Sherman's Food Adventures: Nicli Antica Pizzeria

Nicli Antica Pizzeria

You can practically get pizza anywhere at anytime in Vancouver. From the regular chains to the corner slice joint, there is indeed a lot of choice. However, this "choice" doesn't readily include Neapolitan pizza. No, I'm not referring to the multi-flavoured ice cream. Rather, it is authentic pizza hailing from Naples, Italy. Traditionally, this pizza is thin crust and cooked in a wood-fire oven. The temperatures achieved in this type of oven allows for the pizza to cook quickly and to attain its signature char. The most widely known version is the pizza Margherita. The crust should be crunchy while still chewy and soft at the same time. San Marzano tomatoes are typically used as with buffalo mozzarella. Fresh basil completes the pizza. Not too many places in Vancouver even attempt to make pizza like that. Until now... Located in an up-and-coming section of Gastown, Nicli Antica Pizzeria offers up the authentic Neapolitan pizza experience.

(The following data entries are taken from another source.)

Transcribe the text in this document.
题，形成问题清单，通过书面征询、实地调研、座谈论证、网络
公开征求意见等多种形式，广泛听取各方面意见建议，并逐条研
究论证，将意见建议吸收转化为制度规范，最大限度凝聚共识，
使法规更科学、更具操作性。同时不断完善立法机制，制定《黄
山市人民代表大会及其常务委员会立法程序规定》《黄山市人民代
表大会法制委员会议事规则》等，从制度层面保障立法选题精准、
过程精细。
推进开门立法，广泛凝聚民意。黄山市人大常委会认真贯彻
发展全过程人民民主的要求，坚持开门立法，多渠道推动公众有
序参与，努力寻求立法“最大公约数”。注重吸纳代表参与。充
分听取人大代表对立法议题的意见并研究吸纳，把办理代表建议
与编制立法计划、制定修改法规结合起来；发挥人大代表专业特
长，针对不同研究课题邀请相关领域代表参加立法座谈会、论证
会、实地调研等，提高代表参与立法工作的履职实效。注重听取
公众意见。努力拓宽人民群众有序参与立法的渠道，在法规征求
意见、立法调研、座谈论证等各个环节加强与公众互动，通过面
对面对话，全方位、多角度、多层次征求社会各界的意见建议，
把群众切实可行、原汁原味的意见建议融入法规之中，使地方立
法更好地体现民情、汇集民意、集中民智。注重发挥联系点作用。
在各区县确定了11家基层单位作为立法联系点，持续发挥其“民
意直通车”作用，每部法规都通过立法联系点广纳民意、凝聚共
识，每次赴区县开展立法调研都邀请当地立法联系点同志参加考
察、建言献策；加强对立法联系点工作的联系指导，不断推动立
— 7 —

After that build-up, Vandelay and I tried the place out for lunch and naturally had the Pizza Margherita. As evidenced in the picture, the crust was nicely charred in their wood-burning brick oven. Consequently, that is already light-years ahead of many other pizza joints. Add in fresh pomodoro, fresh mozzarella (cow's milk in this case), parmigiano and topped with large basil leaves, this was a very good pizza. Vandelay, who has been to Italy, remarked that this is the closest he's had in Vancouver to the real thing. For myself, I found the crust to be quite good with a nice crunch giving way to a pronounced chewiness. We got the the Diavola for our second pizza. It consisted of pomodoro, parmigiano, fior di latte, sopressatta, basil, finished with chili oil. Similarly to the Margherita except with sopressatta and chili oil, this was a heartier and spicer pizza. This would be a good choice for someone who wanted something more flavourful.

For our last pizza, we had the Funghi which consists of pomodoro, parmigiano, fior di latte, funghi and basil. Once again, it was similar to the Margherita with the addition of mushrooms. As the picture clearly illustrates, the crust on this one was quite a bit lighter in colour and less charred. Hence, with the addition of mushrooms, the pizza got soggy real fast. The earthiness of the mushrooms was welcomed; but the wetness of the crust detracted from the experience. Let's just attribute this to a one-off. Not a hot enough spot in the oven? Despite this, the overall experience at Nicli Antica was a positive one. Sure, it has this post-modern look with a combination of old Gastown and elements of NYC; but don't let the decor fool you, it is authentic Neapolitan pizza. Sure, there are things that could possibly be better. After all, there is nothing perfect in this world... The price of some of the pizzas other than the Margherita might turn some people off; however, quality comes at a price. So, for what it is and where we are, it can be considered pretty darn good.

The Good:
- Authentic Neapolitan pizza
- They keep it simple and do it right
- It's trendy, if you like that

The Bad:
- Somewhat pricey
- Service is good, although not exactly warm and fuzzy

Nicli Antica Pizzeria on Urbanspoon


Art Vandelay said...

The pizza is closest to something from Italy in Vancouver. That being said, I still say that calling any pizza in Vancouver is the best is like saying you are the tallest midget in the world.

Sherman said...

LOL... Yup, that is indeed true. But we just have to accept what we got here. It is what it is - according to a number 44.

Daily Slif said...

How would you compare Nicli to Bibo's pizza since both are claiming Neopolitan-style?

Sherman said...

@Daily Slif I personally like the one here at Nicli more. The crust in the middle is a bit too soft for me at BiBo. However, the toppings at BiBo are pretty darn good though.